I'm not sure this method is available for judging the sign of a multi parameter equality using the function "Simplify" in Mathematica.

But in the official document, the "Simplify" could "use assumptions to prove inequalities".

So I tried this method to judge my complex equation (it's other formula's first derivative and I need to judge it positive or negative)
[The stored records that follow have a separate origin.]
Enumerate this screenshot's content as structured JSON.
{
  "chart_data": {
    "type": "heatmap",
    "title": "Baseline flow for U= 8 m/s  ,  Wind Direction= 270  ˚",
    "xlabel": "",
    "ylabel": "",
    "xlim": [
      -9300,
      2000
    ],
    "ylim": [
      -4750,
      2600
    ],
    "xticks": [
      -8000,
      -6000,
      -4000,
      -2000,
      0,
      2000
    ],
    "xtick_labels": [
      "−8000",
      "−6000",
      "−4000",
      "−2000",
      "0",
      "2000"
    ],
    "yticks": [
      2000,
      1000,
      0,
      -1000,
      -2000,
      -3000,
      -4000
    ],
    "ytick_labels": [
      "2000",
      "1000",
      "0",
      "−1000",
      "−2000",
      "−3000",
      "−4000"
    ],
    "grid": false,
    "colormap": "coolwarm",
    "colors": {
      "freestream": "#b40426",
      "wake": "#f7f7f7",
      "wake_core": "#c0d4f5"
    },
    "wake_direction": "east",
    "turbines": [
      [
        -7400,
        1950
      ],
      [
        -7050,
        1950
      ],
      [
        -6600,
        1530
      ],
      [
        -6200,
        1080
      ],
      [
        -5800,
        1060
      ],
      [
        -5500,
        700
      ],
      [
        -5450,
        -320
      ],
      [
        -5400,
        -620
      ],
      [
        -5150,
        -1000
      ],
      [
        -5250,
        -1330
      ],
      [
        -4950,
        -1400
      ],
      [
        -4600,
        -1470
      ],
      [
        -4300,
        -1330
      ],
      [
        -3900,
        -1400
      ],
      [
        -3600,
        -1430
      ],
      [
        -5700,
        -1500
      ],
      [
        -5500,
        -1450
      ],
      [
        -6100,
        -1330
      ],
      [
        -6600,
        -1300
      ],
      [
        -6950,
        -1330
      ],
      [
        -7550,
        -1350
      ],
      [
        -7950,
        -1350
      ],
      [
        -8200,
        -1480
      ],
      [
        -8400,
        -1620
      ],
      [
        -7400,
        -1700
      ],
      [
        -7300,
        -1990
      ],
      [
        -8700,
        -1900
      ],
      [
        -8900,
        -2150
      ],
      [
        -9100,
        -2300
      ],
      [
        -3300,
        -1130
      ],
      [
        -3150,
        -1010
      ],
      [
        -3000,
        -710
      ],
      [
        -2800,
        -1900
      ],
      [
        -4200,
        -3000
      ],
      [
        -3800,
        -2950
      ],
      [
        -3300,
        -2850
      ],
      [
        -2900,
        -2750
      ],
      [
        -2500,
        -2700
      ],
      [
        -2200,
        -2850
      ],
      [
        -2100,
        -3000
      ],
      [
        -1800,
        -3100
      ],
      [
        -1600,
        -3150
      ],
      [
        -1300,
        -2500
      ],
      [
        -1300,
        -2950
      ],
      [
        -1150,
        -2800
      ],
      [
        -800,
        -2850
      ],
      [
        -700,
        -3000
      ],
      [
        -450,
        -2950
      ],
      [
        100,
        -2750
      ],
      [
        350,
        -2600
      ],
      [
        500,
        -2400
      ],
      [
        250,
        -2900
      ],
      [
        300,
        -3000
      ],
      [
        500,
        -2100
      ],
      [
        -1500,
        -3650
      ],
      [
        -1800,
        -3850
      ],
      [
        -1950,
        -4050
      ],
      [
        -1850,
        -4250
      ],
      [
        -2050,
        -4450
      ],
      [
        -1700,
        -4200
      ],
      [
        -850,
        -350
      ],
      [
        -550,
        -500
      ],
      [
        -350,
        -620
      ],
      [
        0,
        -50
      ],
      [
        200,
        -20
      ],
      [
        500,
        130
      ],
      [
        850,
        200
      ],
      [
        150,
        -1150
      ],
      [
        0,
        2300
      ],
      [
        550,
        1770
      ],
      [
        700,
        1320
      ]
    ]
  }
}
And I posted my code here, please help me why it can not obtain the outcome of "True of False".

Simplify[1 + (
   b^m E^((qL \[Rho])/\[Lambda]) m p^(-1 + m)
     RqL (E^(b/\[Lambda]) + 
      E^((qL \[Rho])/\[Lambda]) (-1 + \[Alpha]) - 
      E^((b^m qH)/((b^m + p^m) \[Lambda])) \[Alpha]))/((b^m + p^
      m)^2 (-E^(((2 b)/\[Lambda])) + E^((
      b + (b^m qH)/(b^m + p^m))/\[Lambda]) + 
      E^((b^m (qH + qL))/((b^m + p^m) \[Lambda])) (-1 + \[Alpha]) - 
      E^((2 qL \[Rho])/\[Lambda]) (-1 + \[Alpha]))) + (b^(2 m) E^((
      qL \[Rho])/\[Lambda]) m p^(-1 + m)
       RqL (E^((
         b^m (qH + 2 qL))/((b^m + p^m) \[Lambda])) (qH - 
           qL) (-1 + \[Alpha]) + 
        E^(b/\[Lambda]) (-E^(((2 b)/\[Lambda])) qL - 
           2 E^((b^
             m (qH + qL))/((b^m + p^m) \[Lambda])) (qH - 
              qL) (-1 + \[Alpha]) - 
           2 E^((b + (b^m qL)/(b^m + p^m))/\[Lambda])
             qL (-1 + \[Alpha]) + 
           E^((2 qL \[Rho])/\[Lambda]) qL (-1 + \[Alpha]) - 
           E^((2 b^m qH)/((b^m + p^m) \[Lambda])) qL \[Alpha] + 
           E^((b + (b^m qH)/(
             b^m + p^m))/\[Lambda]) (-qH + 
              qL + (qH + qL) \[Alpha]))))/((b^m + p^m)^3 (E^((
        2 b)/\[Lambda]) - E^((b + (b^m qH)/(b^m + p^m))/\[Lambda]) - 
        E^((b^m (qH + qL))/((b^m + p^m) \[Lambda])) (-1 + \[Alpha]) + 
        E^((2 qL \[Rho])/\[Lambda]) (-1 + \[Alpha]))^2 \[Lambda]) < 
  0, 100 > qH > qL > b > p > 0 &&  0 < \[Rho] < 1 && 
  2 > \[Lambda] > 0 && 0 < \[Alpha] < 1 && 2 > m > 1]